The war in Iraq – pardon me, the peacekeeping in Iraq – has shifted most attention usually paid to civil rights away from the racial issues characterized by the Fourteenth Amendment’s equal protection guarantees, and back to the Bill of Rights. This means Jesse (and Al, and Lou) are scrambling for time on the news and coming out behind Scot Peterson, Natalee Holloway, and whether or not Jennifer Anniston can be happy with Vince Vaughn since Brad dumped her for that tattooed skank Angelina Jolie.
The sad truth here is that it’s Jesse who’s being the racist. I have no knowledge of him decrying the use of the term when applied to Iraqis, or those fleeing the genocide at Darfur. For him to imply that “refugee” confers an inferior status on those so called, he must therefore imply the same for these others, displaced through no more fault of their own than those in Louisiana.
This should be good news. It’s nice to know Jesse clearly feels race relations in this country have come so far that he can spend his valuable time quibbling over a dictionary definition. Instead of continuing the abstract discussion over how many racists can dance on the head of a pin, his time might have been better spent by using some of his pull with Operation Push to help the Red Cross and Salvation Army. Maybe he could ditch the expensive suit and get down in the dirt with some of the not-refugees he claims to care so much about and actually do something for them.

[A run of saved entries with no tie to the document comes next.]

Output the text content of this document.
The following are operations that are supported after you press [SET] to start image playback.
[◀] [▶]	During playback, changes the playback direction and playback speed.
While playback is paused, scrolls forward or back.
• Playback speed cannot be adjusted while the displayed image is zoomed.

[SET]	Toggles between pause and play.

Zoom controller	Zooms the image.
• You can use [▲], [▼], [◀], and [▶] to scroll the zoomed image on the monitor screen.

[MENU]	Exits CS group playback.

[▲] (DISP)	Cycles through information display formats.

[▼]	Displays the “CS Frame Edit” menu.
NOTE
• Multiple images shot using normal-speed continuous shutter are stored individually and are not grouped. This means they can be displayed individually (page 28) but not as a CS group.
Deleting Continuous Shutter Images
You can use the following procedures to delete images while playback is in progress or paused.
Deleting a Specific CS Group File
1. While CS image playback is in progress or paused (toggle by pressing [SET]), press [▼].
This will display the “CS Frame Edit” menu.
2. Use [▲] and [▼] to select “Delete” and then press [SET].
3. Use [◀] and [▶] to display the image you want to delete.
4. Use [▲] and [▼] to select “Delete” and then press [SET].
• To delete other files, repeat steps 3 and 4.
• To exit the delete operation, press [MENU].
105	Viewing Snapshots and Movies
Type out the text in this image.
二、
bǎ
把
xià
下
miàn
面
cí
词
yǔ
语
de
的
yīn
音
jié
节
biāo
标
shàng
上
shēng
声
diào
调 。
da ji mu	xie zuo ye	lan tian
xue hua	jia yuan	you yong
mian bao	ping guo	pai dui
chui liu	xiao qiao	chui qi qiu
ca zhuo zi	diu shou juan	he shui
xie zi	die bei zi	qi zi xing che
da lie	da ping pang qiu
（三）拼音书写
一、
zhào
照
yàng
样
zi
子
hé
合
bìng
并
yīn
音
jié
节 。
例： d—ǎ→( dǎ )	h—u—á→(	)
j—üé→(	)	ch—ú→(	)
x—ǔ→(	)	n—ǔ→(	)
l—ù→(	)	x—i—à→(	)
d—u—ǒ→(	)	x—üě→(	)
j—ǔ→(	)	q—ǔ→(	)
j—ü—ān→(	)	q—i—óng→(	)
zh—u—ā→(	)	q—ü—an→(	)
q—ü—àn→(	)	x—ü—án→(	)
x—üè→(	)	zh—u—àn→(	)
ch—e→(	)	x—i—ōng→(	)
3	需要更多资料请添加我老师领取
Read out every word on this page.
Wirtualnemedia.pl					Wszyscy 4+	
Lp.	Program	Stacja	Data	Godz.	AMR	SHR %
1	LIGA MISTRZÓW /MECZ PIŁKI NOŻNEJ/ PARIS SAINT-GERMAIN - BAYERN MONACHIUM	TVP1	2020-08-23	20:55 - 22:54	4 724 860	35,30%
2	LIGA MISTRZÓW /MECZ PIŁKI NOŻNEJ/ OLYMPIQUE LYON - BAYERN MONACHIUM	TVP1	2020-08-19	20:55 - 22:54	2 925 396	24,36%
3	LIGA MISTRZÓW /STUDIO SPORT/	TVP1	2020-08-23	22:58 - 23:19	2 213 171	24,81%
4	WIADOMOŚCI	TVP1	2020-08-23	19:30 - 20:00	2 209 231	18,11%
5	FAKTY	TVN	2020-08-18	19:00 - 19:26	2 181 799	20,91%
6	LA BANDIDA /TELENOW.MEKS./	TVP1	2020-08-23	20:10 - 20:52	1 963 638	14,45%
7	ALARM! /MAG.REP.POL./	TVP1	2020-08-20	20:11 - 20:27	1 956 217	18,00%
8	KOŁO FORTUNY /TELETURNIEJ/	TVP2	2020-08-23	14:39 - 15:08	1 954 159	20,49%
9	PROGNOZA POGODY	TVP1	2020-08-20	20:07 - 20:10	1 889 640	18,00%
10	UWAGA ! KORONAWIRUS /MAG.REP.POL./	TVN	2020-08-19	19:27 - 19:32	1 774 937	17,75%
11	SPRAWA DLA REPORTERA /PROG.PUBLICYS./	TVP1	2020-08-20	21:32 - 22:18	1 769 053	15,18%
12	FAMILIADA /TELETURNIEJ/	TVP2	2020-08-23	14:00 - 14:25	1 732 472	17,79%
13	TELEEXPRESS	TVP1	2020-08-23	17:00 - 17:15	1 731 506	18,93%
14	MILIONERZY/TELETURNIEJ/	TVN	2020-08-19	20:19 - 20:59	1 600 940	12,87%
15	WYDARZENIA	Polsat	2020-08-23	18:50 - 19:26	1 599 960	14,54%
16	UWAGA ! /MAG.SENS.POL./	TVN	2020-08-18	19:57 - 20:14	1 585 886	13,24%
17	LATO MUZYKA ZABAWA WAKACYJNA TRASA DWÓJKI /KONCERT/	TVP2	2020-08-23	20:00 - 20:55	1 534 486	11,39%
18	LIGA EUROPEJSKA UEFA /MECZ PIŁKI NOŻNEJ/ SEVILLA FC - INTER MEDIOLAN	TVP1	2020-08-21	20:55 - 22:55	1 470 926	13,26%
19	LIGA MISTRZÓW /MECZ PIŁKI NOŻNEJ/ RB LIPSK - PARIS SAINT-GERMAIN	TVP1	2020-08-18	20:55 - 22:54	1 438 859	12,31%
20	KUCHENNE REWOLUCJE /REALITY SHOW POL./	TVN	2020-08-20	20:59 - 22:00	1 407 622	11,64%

No matter how anyone feels about who should have done what and when, the aftermath of Hurricane Katrina is a tragedy in the true sense of the word. (Sorry, Jen, no matter how bad Brad the bastard behaved, you don’t qualify.) Of the millions of words of invective and finger-pointing, Jesse’s choice of argument has probably trivialized the situation as much as anything else, coming as it has from an ostensibly responsible and respected leader. Except maybe for Shrub’s comment about what a nice new house Trent Lott is going to have.
Those are examples of what passes for leadership in Twenty-first Century America. They are prosecution exhibits A and B in making the case for why so much of New Orleans isn’t there any more.
(Does anyone else see the irony? The word that means “one who flees in search of refuge” is French in origin?)